November 2012, Vol 1, No 5
A Personal Introduction and Invitation to Join My Journey Through the World of Personalized Medicine
The Last WordWelcome to our new column, The Last Word. At the outset, let me comment on the irony of the title, for this is not a forum that presumes to have the “last word” on any aspects of personalized medicine. The column will serve as the concluding editorial in each issue of Personalized Medicine in Oncology, where I am given the chance to explore the extraordinary opportunities personalized medicine offers patients.

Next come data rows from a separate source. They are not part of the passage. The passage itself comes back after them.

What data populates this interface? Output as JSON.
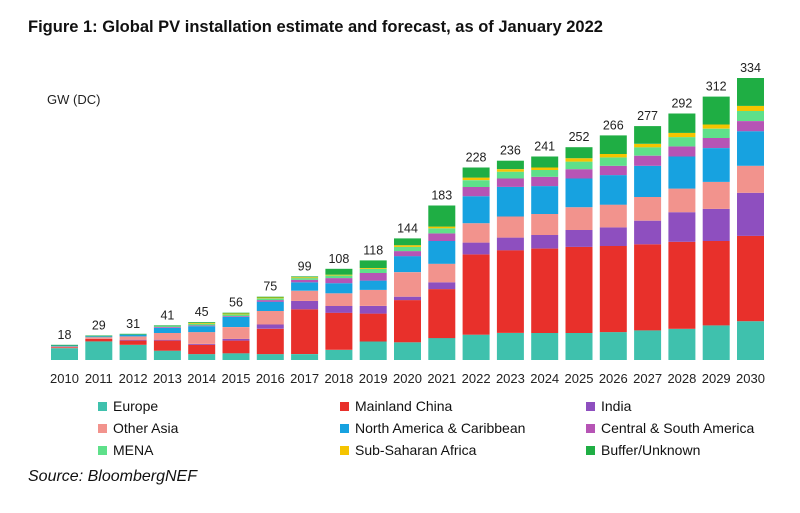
{
  "title": "Figure 1:  Global PV installation estimate and forecast, as of January 2022",
  "source": "Source: BloombergNEF",
  "chart_data": {
    "type": "bar",
    "stacked": true,
    "unit_label": "GW (DC)",
    "categories": [
      "2010",
      "2011",
      "2012",
      "2013",
      "2014",
      "2015",
      "2016",
      "2017",
      "2018",
      "2019",
      "2020",
      "2021",
      "2022",
      "2023",
      "2024",
      "2025",
      "2026",
      "2027",
      "2028",
      "2029",
      "2030"
    ],
    "totals": [
      18,
      29,
      31,
      41,
      45,
      56,
      75,
      99,
      108,
      118,
      144,
      183,
      228,
      236,
      241,
      252,
      266,
      277,
      292,
      312,
      334
    ],
    "ylim": [
      0,
      334
    ],
    "grid": false,
    "legend_position": "bottom",
    "series": [
      {
        "name": "Europe",
        "color": "#3fc1ad",
        "values": [
          14,
          22,
          18,
          11,
          7,
          8,
          7,
          7,
          12,
          22,
          21,
          26,
          30,
          32,
          32,
          32,
          33,
          35,
          37,
          41,
          46
        ]
      },
      {
        "name": "Mainland China",
        "color": "#e8302b",
        "values": [
          1,
          3,
          5,
          12,
          11,
          15,
          30,
          53,
          44,
          33,
          50,
          58,
          95,
          98,
          100,
          102,
          102,
          102,
          103,
          100,
          101
        ]
      },
      {
        "name": "India",
        "color": "#8e4fbf",
        "values": [
          0,
          0,
          1,
          1,
          1,
          2,
          5,
          10,
          8,
          9,
          4,
          8,
          14,
          15,
          16,
          20,
          22,
          28,
          35,
          38,
          51
        ]
      },
      {
        "name": "Other Asia",
        "color": "#f2938d",
        "values": [
          1,
          2,
          4,
          8,
          14,
          14,
          16,
          12,
          15,
          19,
          29,
          22,
          23,
          25,
          25,
          27,
          27,
          28,
          28,
          32,
          32
        ]
      },
      {
        "name": "North America & Caribbean",
        "color": "#17a2e0",
        "values": [
          1,
          1,
          2,
          6,
          7,
          12,
          11,
          10,
          12,
          11,
          19,
          27,
          32,
          35,
          33,
          34,
          35,
          37,
          38,
          40,
          41
        ]
      },
      {
        "name": "Central & South America",
        "color": "#b654b5",
        "values": [
          0,
          0,
          0,
          1,
          1,
          1,
          2,
          3,
          6,
          9,
          6,
          9,
          11,
          10,
          11,
          11,
          11,
          12,
          12,
          12,
          12
        ]
      },
      {
        "name": "MENA",
        "color": "#5ee08a",
        "values": [
          0,
          0,
          0,
          1,
          2,
          2,
          2,
          2,
          3,
          5,
          5,
          6,
          8,
          8,
          8,
          9,
          10,
          10,
          11,
          11,
          12
        ]
      },
      {
        "name": "Sub-Saharan Africa",
        "color": "#f5c400",
        "values": [
          0,
          0,
          0,
          0,
          1,
          1,
          1,
          1,
          1,
          1,
          2,
          2,
          3,
          3,
          3,
          4,
          4,
          4,
          5,
          5,
          6
        ]
      },
      {
        "name": "Buffer/Unknown",
        "color": "#1fae44",
        "values": [
          1,
          1,
          1,
          1,
          1,
          1,
          1,
          1,
          7,
          9,
          8,
          25,
          12,
          10,
          13,
          13,
          22,
          21,
          23,
          33,
          33
        ]
      }
    ]
  }
}
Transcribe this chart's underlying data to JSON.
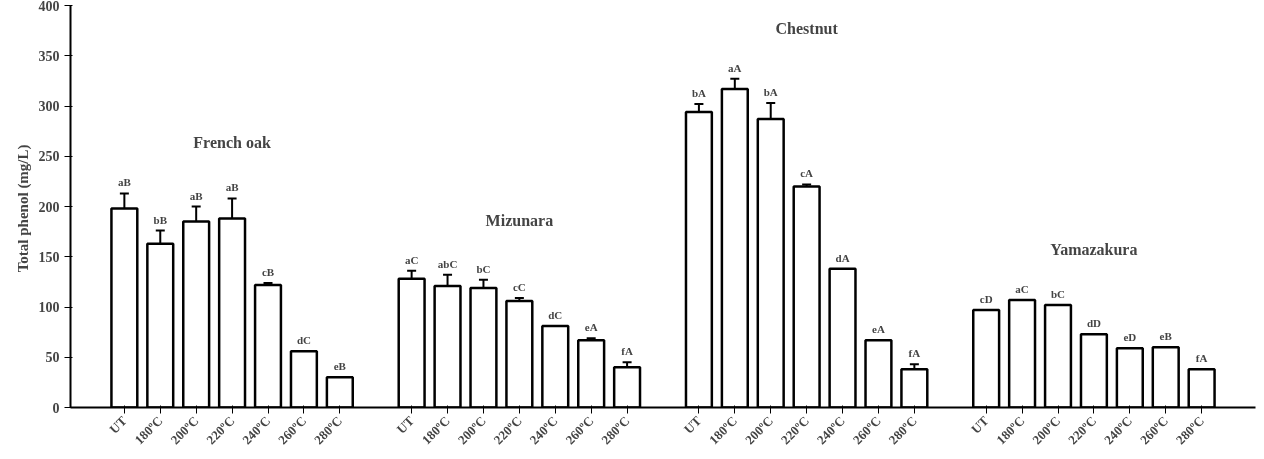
{
  "chart_data": {
    "type": "bar",
    "ylabel": "Total phenol  (mg/L)",
    "categories": [
      null,
      "UT",
      "180ºC",
      "200ºC",
      "220ºC",
      "240ºC",
      "260ºC",
      "280ºC",
      null,
      "UT",
      "180ºC",
      "200ºC",
      "220ºC",
      "240ºC",
      "260ºC",
      "280ºC",
      null,
      "UT",
      "180ºC",
      "200ºC",
      "220ºC",
      "240ºC",
      "260ºC",
      "280ºC",
      null,
      "UT",
      "180ºC",
      "200ºC",
      "220ºC",
      "240ºC",
      "260ºC",
      "280ºC",
      null
    ],
    "values": [
      null,
      198,
      163,
      185,
      188,
      122,
      56,
      30,
      null,
      128,
      121,
      119,
      106,
      81,
      67,
      40,
      null,
      294,
      317,
      287,
      220,
      138,
      67,
      38,
      null,
      97,
      107,
      102,
      73,
      59,
      60,
      38,
      null
    ],
    "errors": [
      null,
      15,
      13,
      15,
      20,
      2,
      null,
      null,
      null,
      8,
      11,
      8,
      3,
      null,
      2,
      5,
      null,
      8,
      10,
      16,
      2,
      null,
      null,
      5,
      null,
      null,
      null,
      null,
      null,
      null,
      null,
      null,
      null
    ],
    "value_labels": [
      null,
      "aB",
      "bB",
      "aB",
      "aB",
      "cB",
      "dC",
      "eB",
      null,
      "aC",
      "abC",
      "bC",
      "cC",
      "dC",
      "eA",
      "fA",
      null,
      "bA",
      "aA",
      "bA",
      "cA",
      "dA",
      "eA",
      "fA",
      null,
      "cD",
      "aC",
      "bC",
      "dD",
      "eD",
      "eB",
      "fA",
      null
    ],
    "color": "#ffffff",
    "ylim": [
      0,
      400
    ],
    "yticks": [
      0,
      50,
      100,
      150,
      200,
      250,
      300,
      350,
      400
    ],
    "annotations": [
      "French oak",
      "Mizunara",
      "Chestnut",
      "Yamazakura"
    ]
  }
}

Permit me to acquaint you with me as you join my journey through the inner workings of our healthcare system. I am a veteran of nearly 40 years in the healthcare industry, which began with pre-med studies motivated by an enduring desire to heal. However, a nagging desire to understand human nature led me to graduate with a major in the humanities. But healthcare beckoned again, and leaving graduate studies in history to join a pharmaceutical company, I soon forged a career in medical education programs and publishing that fuses humanities with medical and managed care best practices. Convinced that medical care is at heart a cultural pursuit and not merely scientific, I will discuss the balance between healthcare discovery and value.
The Last Word will position healthcare as the crown of a civilized culture, with personalized medicine fulfilling medicine’s cultural pursuit to serve individual patient’s needs, not grouping patients together in a depersonalized population-based manner.
I hope that you will find The Last Word every bit as fascinating as my own exploration of uncharted waters of healthcare has been. I will take you into the inner realms of the healthcare process and fire your imagination by opening up new vistas of this still nascent process of care whose implications and downstream effects are so plentiful. This model of care is facilitated by new technologies, but its mission is timeless: the ancient pursuit to bring health to those who have lost it and stand to lose their lives without stopping the process of destruction that cancer is posing to them.
Along the way, The Last Word will stop to explore the very matter of change, how disruptive innovation inherently repels all but a small group known to pharmaceutical marketers as innovators, who take their place on a classic bell-shaped curve for new product adoption. It will examine how clinical oncologists operating within the population-based model of care must overcome their comfort level with it and find how to live with the uncertainties of a new paradigm that eradicates old fixed boundaries that defined expectations. It will explore healthcare delivery as a matter of overall resource allocation.
So sit back and get ready to enjoy the ride. I can even promise to share a most apt quote from a very old Joan Baez folk song. These are all part of The Last Word – it’s the last word in enjoyment of the learning process that goes with an initiative as splendid as the personalized medicine model for oncologic care.